18/11/2016
Una persona puede cometer infracciones a la ley cuando su conducta va en contra de un reglamento administrativo, las sanciones suelen ser menores, multas, arrestos y en algunos otros casos suspensiones de otros derechos como laborales etc. Estos asuntos suelen por regla general ser competencia de autoridad administrativa.
Otra cuestión resulta cuando una persona incumple con un contrato u obligación entre particulares que no generaría mayor trascendencia social, a esto conocemos como negocios civiles que deben estar regulados por sistema jurídico y la voluntad de las partes y que en caso de controversia deben ser resueltos por el juez civil a fin de que se cumplan las obligaciones de los deudores.
Más trascendente resulta hablar de los delitos, porque implican en su mayoría p***s privativas de libertad.
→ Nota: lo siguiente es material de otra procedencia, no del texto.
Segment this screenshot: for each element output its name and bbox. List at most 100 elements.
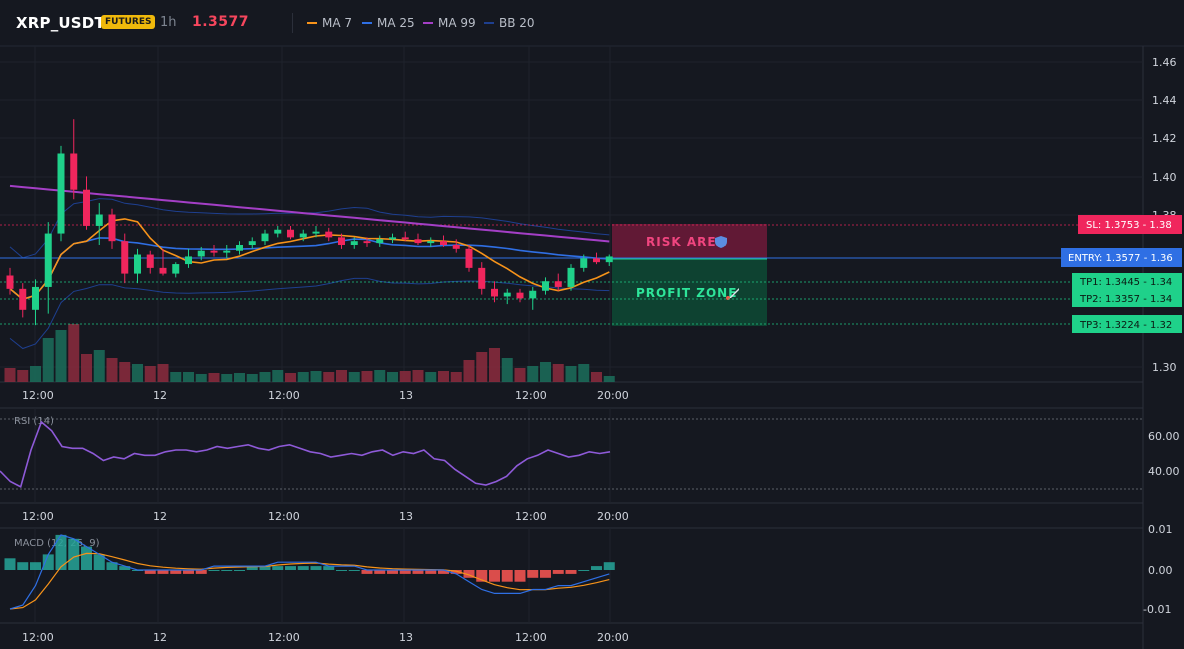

Aquí se parte de la premisa dirigida a evitar conductas lesivas a la sociedad, no obstante, por la gravedad de las p***s, antes de sancionar es preciso hacer una profundo análisis del hecho y la persona que lo cometió, a fin de garantizar todos sus derechos humanos; así resulta la necesidad de hacer un análisis exhaustivo sobre todas las condiciones, es decir para que a una persona se le pueda imponer una pena debe existir un hecho dotado de voluntad generador de la conducta que actualice el tipo penal descrito en el código o ley, que su conducta no sea justificada por la ley o una condición de inexigibilidad de conducta, que la persona sea capaz, para poder reprocharle su actuar ya que debía comportarse de manera distinta o tenía la capacidad de prever su conducta antijuridica y así imponer la sanción. El análisis anterior debe agotarse en todo proceso penal, asegurando las garantías de protección al derecho del imputado a una defensa adecuada o debida, debido proceso y presunción de inocencia.